The woman behind the camera, who was reportedly wearing a niqab, begins recording after the man apparently asks her if it's Halloween. She then engages him in what becomes a heated exchange, inquiring about his thoughts on Islam.
"I don't like it, how's that?" the man says. "I don't like that because I don't like your religion and it says to kill me and I don't want to be killed by you, how's that?"
The incident reportedly occurred out at a Coffee Bean and Tea Leaf location in Riverside, Calif. on Friday.
As the exchange continues, someone from across the coffee shop yells "Get out of here! Get out of here! [Expletive] racist!"
Shortly thereafter, the supervisor on duty tells the man to leave the store, "because he's disrupting a public place and being very racist."
For Dawud Walid, the executive director of the Michigan chapter of the Council on American-Islamic Relations, the supervisor in the shop didn't act fast enough.

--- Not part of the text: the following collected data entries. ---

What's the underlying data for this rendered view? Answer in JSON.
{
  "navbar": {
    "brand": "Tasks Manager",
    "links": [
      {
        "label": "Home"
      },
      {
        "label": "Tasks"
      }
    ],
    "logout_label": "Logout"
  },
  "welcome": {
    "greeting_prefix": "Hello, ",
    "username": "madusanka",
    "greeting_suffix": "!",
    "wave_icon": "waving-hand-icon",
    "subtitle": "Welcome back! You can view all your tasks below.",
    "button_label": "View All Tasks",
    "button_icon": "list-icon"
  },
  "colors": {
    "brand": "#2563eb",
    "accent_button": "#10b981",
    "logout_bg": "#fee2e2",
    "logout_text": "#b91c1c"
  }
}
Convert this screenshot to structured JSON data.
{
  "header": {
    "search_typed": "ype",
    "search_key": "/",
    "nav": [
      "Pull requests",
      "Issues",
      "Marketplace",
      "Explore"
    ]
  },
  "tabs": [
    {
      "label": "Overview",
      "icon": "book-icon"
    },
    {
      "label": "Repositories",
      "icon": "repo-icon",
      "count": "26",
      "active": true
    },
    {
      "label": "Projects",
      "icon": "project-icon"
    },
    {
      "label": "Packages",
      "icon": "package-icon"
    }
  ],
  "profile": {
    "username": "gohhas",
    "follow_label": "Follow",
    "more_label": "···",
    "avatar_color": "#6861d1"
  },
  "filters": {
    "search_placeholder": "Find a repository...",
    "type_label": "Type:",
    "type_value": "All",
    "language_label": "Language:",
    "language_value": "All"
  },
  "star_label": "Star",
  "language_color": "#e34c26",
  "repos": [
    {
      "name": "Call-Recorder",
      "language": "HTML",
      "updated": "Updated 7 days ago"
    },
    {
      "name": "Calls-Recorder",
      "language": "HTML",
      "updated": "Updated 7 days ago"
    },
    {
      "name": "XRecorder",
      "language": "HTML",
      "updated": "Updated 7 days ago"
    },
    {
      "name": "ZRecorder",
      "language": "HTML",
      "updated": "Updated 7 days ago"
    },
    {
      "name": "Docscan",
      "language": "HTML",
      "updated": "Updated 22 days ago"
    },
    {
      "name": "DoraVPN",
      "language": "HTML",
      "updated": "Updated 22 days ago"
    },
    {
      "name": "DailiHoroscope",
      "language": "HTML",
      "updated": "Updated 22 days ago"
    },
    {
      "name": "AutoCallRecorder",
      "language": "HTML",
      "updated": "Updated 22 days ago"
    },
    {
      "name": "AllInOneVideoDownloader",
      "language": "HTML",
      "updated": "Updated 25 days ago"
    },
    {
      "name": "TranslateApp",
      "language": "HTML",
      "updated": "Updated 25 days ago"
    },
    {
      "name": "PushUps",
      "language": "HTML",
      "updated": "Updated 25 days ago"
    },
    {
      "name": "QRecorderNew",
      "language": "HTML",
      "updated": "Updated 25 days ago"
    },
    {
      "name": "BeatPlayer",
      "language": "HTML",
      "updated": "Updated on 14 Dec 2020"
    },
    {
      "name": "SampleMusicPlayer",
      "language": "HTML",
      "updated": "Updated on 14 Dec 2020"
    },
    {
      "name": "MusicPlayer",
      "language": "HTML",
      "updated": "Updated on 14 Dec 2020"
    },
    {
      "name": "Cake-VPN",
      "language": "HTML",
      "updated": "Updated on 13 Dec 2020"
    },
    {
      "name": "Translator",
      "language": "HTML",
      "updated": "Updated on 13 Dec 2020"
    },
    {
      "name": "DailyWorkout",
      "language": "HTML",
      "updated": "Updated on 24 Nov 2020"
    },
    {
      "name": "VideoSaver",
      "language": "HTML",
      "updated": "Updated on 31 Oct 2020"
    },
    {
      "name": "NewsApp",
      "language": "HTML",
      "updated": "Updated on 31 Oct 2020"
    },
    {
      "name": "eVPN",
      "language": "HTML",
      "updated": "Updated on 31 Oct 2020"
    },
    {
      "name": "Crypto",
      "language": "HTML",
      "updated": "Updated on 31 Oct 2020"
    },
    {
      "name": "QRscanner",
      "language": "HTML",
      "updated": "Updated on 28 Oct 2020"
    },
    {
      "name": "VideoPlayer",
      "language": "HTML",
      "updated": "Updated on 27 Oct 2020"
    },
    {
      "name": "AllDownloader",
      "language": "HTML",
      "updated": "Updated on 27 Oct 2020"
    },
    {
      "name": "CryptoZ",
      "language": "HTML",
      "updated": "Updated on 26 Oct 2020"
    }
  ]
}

"That was too long," he says. "No one should be berated even for 15 seconds."
Walid offers some tips for how people should handle such situations — regardless of their ethnicity, as African-Americans and other groups encounter similar problems. He says that while there can be value in taking cell phone video to capture what people are doing and saying, "Safety should always be the primary consideration."
"I certainly don't suggest that people pull out cell phones and record people when they're up in their face, especially if they're threatening violence," Walid says.
If a person does record, he says that video is more valuable if it sheds light on the practices of an establishment or a state actor, like law enforcement.
"The responsibility lies in these situations of verbal harassment ... with the actual management of these businesses," he says. "Recording is fine, but it needs to be a comment to the management — like, do you allow this type of behavior in your store?"
He points out that it's perfectly legal for people to berate someone about their religion or tell them to get out of the country. In the case of this video, he says it "raises awareness" about the problem of bigotry, "but awareness in and of itself doesn't solve the problem."